Research Interests: Empirical software engineering, software measurement, mining
Office Phone: 86-10-6275 7670-12
Zhou, Minghui is an professor in the Department of Computer Science and technology, School of EECS. She obtained her B.S, M.S. and Ph.D. from National University of Defense Technology in 1995, 1999 and 2002 respectively. Her research interests include empirical software engineering, software measurement, mining software repositories and software digital archeology.
Dr. Zhou has published more than 50 research papers, and many of them are published in top-tier conferences and journals, such as ICSE, FSE, TSE, and TOSEM. She received ACM SIGSOFT Distinguished Paper Award in (FSE) 2010, and COMPASAC Best Paper Award in 2012. One paper is the front page paper of TOSEM (2016). She has served in the Technical Program Committee of various major conferences including ICSE, FSE, MSR and ESEM, and as Demo Co-Chair of FSE 2014 and PC Co-Chair of Internetware 2014. She also serves as reviewer for several Journals such as TSE, JSS and CSUR. She co-organizes a Shanon meeting (the only Dagstuhl-like Seminar in Asia) in 2017. She has been serving on the OW2 technical committee and board committee since 2009. She served as the chief consultant for OW2 (open source consortium) president in 2013. She has been invited as the external expert reviewer by Siemens Research since 2014. She was awarded MOE New Century Excellent Talents (2012), CVIC Software Talent Award (2015), and received National Technology Invention Second Prize twice (in 2008 and 2015 respectively).

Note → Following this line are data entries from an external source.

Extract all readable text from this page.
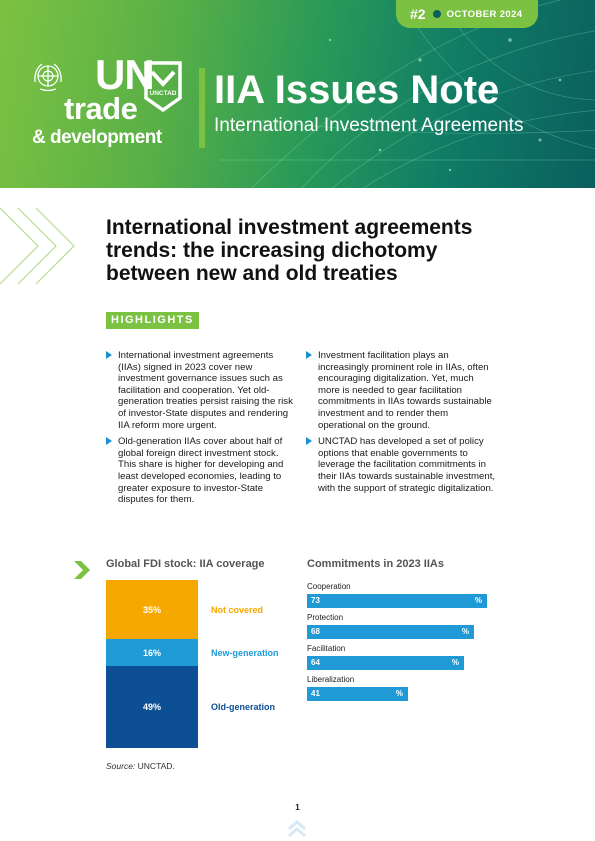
#2 OCTOBER 2024
UN
trade
& development
UNCTAD IIA Issues Note
International Investment Agreements
International investment agreements trends: the increasing dichotomy between new and old treaties
HIGHLIGHTS
International investment agreements (IIAs) signed in 2023 cover new investment governance issues such as facilitation and cooperation. Yet old-generation treaties persist raising the risk of investor-State disputes and rendering IIA reform more urgent.
Old-generation IIAs cover about half of global foreign direct investment stock. This share is higher for developing and least developed economies, leading to greater exposure to investor-State disputes for them.
Investment facilitation plays an increasingly prominent role in IIAs, often encouraging digitalization. Yet, much more is needed to gear facilitation commitments in IIAs towards sustainable investment and to render them operational on the ground.
UNCTAD has developed a set of policy options that enable governments to leverage the facilitation commitments in their IIAs towards sustainable investment, with the support of strategic digitalization.
Global FDI stock: IIA coverage	Commitments in 2023 IIAs
35%
16%
49%
Not covered
New-generation
Old-generation
Source: UNCTAD.
Cooperation
73	%
Protection
68	%
Facilitation
64	%
Liberalization
41	%
1
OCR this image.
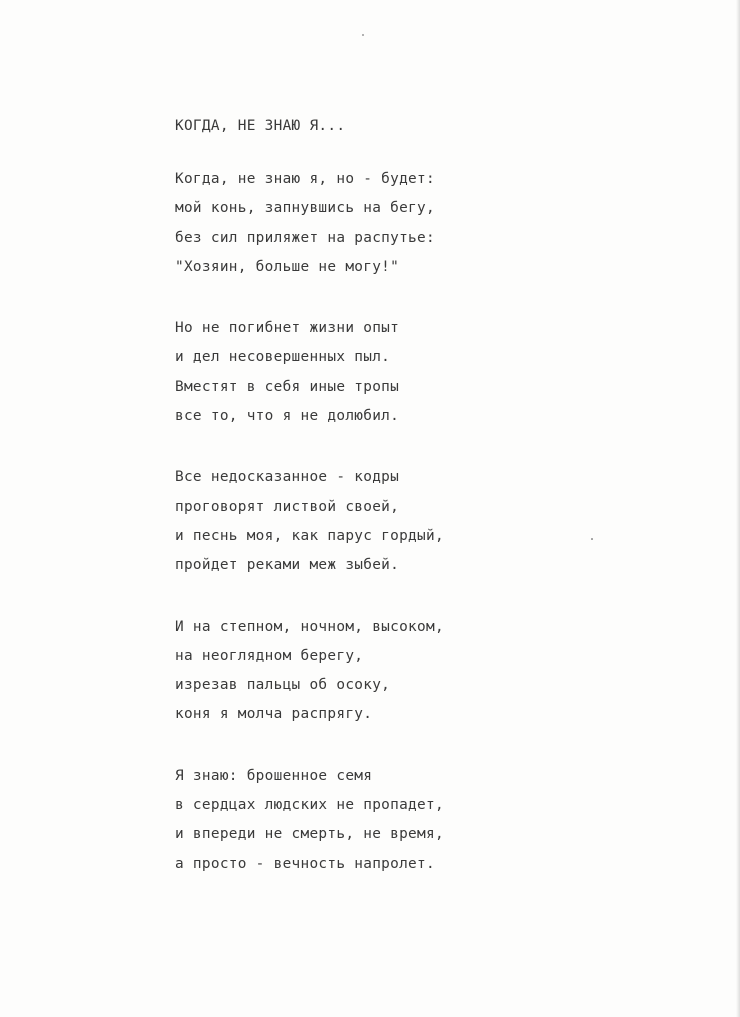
КОГДА, НЕ ЗНАЮ Я...
Когда, не знаю я, но - будет:
мой конь, запнувшись на бегу,
без сил приляжет на распутье:
"Хозяин, больше не могу!"
Но не погибнет жизни опыт
и дел несовершенных пыл.
Вместят в себя иные тропы
все то, что я не долюбил.
Все недосказанное - кодры
проговорят листвой своей,
и песнь моя, как парус гордый,
пройдет реками меж зыбей.
И на степном, ночном, высоком,
на неоглядном берегу,
изрезав пальцы об осоку,
коня я молча распрягу.
Я знаю: брошенное семя
в сердцах людских не пропадет,
и впереди не смерть, не время,
а просто - вечность напролет.
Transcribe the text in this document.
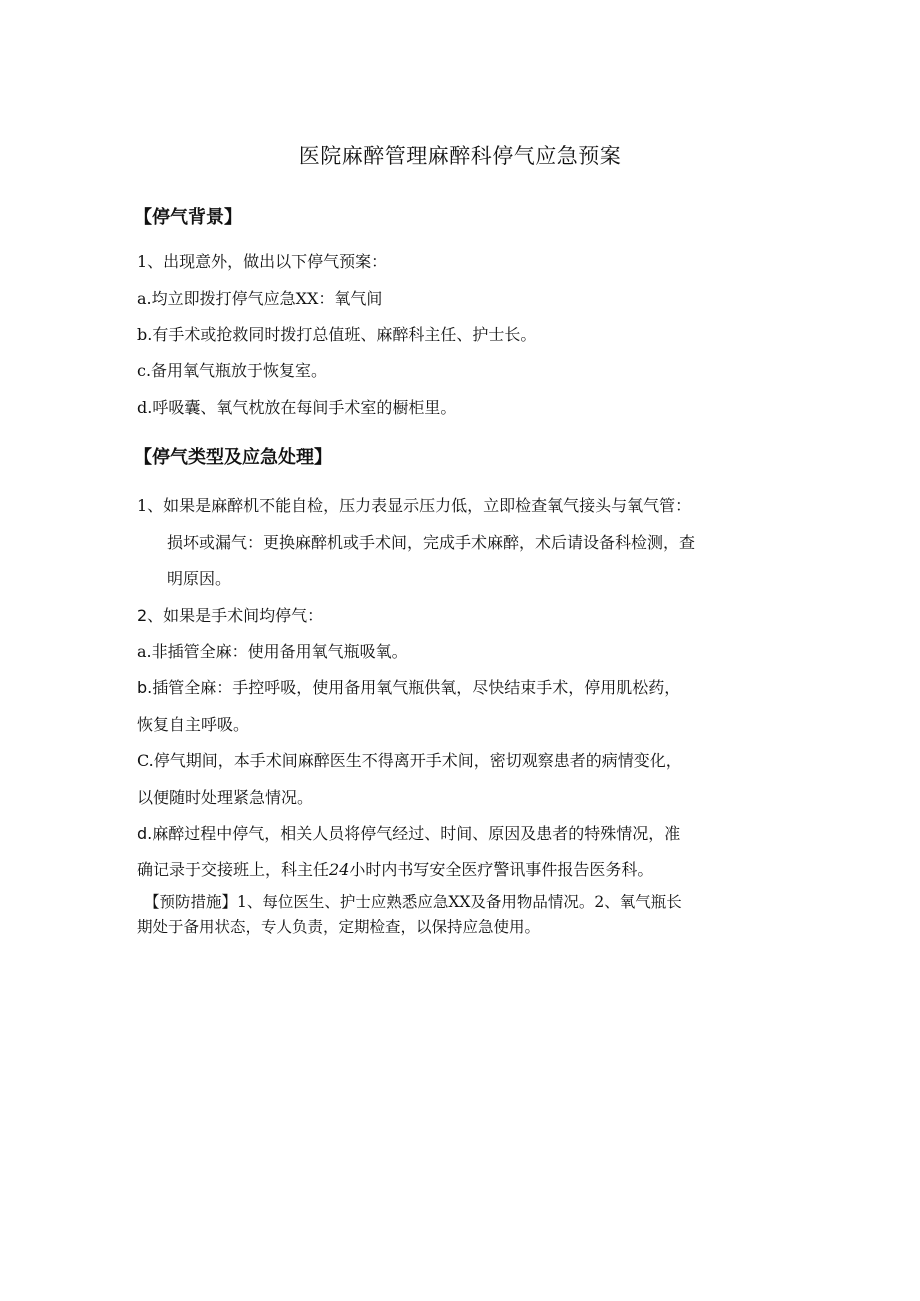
医院麻醉管理麻醉科停气应急预案
【停气背景】
1、出现意外，做出以下停气预案：
a.均立即拨打停气应急XX：氧气间
b.有手术或抢救同时拨打总值班、麻醉科主任、护士长。
c.备用氧气瓶放于恢复室。
d.呼吸囊、氧气枕放在每间手术室的橱柜里。
【停气类型及应急处理】
1、如果是麻醉机不能自检，压力表显示压力低，立即检查氧气接头与氧气管：
损坏或漏气：更换麻醉机或手术间，完成手术麻醉，术后请设备科检测，查
明原因。
2、如果是手术间均停气：
a.非插管全麻：使用备用氧气瓶吸氧。
b.插管全麻：手控呼吸，使用备用氧气瓶供氧，尽快结束手术，停用肌松药，
恢复自主呼吸。
C.停气期间，本手术间麻醉医生不得离开手术间，密切观察患者的病情变化，
以便随时处理紧急情况。
d.麻醉过程中停气，相关人员将停气经过、时间、原因及患者的特殊情况，准
确记录于交接班上，科主任24小时内书写安全医疗警讯事件报告医务科。
【预防措施】1、每位医生、护士应熟悉应急XX及备用物品情况。2、氧气瓶长
期处于备用状态，专人负责，定期检查，以保持应急使用。
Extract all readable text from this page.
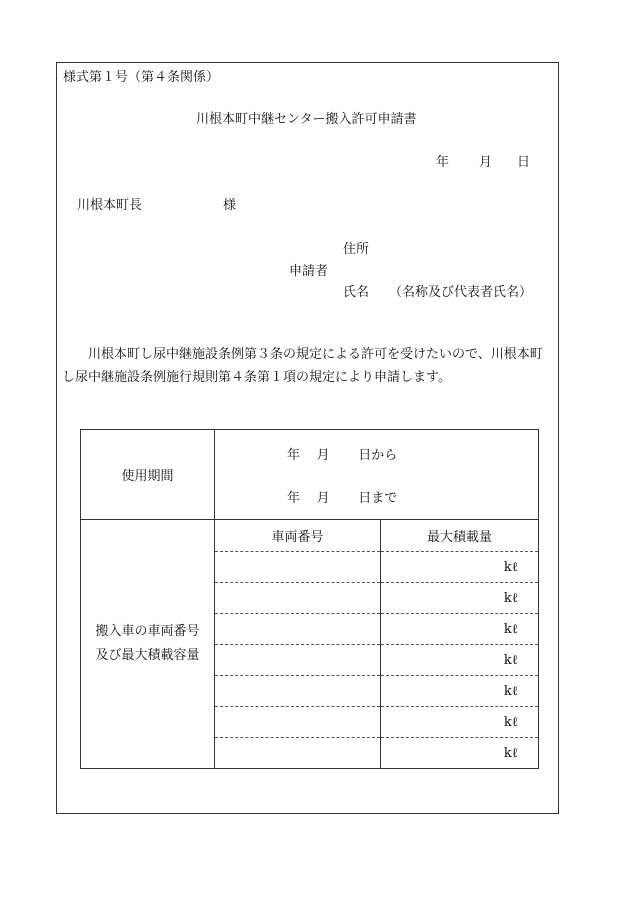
様式第１号（第４条関係）
川根本町中継センター搬入許可申請書
年 月 日
川根本町長	様
住所
申請者
氏名 （名称及び代表者氏名）
川根本町し尿中継施設条例第３条の規定による許可を受けたいので、川根本町
し尿中継施設条例施行規則第４条第１項の規定により申請します。
使用期間	年 月 日から
年 月 日まで	

搬入車の車両番号
及び最大積載容量	車両番号	最大積載量
		kℓ
		kℓ
		kℓ
		kℓ
		kℓ
		kℓ
		kℓ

Dr. Zhou has acquired peer-reviewed research funding and industry funding for over 10 million RMB. As PI, she won the first key project of the Natural Science Foundation of China that targets data-driven software engineering. As sub-PI, she participates in the first national funding in China (973) to investigate open source ecosystems. Her research achievements are summarized as follows:
1) Developer fluency and sustainability: To survive and succeed, software projects need to bring newcomers up-to-speed and to develop project competence, while at the same time retaining long term developers able to accomplish critical project tasks. She proposed the concepts of developer fluency and long term contributor, found ways to quantify them, and investigated factors affecting them. The findings allow people to outline empirically-based approaches to help the communities with the recruitment of contributors for long-term participation and to help the participants contribute more effectively.
2) Micro-practices: Best practices in software engineering have always been the goal of practitioners and researchers striving to improve software productivity and quality. She proposed studying micro-practices in a large-scale evidence-based approach to address this challenge. The approach involves the inductive generalization from in-depth studies of specific projects from one side and the categorization of micro-practices in the entire universe from the other side. She provided examples and roadmaps to lead the investigation.
3) Open source ecosystem: FLOSS ecosystems have had a tremendous impact on computing and society and have captured the attention of businesses, researchers, and policy makers. Despite the substantial amount of research on FLOSS, it remains unclear how and why FLOSS ecosystems form, how they achieve their impact, or how they sustain themselves. She initiated a series of projects on this area. She led a team to have developed an open source application server, she conducted empirical studies to discover the models of commercial involvement, and has been actively participating in the open source activities to exert world impact.
4) Data analysis methods: Data in software supporting systems are actively being used by developers seeking to learn, share code, and for other key tasks, and are also heavily used in software engineering research. However, operational data often do not faithfully represent the intended aspects of software development and, therefore, may jeopardize the conclusions derived from it. To address this challenge she proposed an approach to identify and correct problematic event data based on the individual capacity constraints and redundancies present in operational data. She also proposed a method to build Multi-extract and Multi-level Dataset for sharing, and shared a Mozilla issue tracking dataset covering a 15-year history as an example.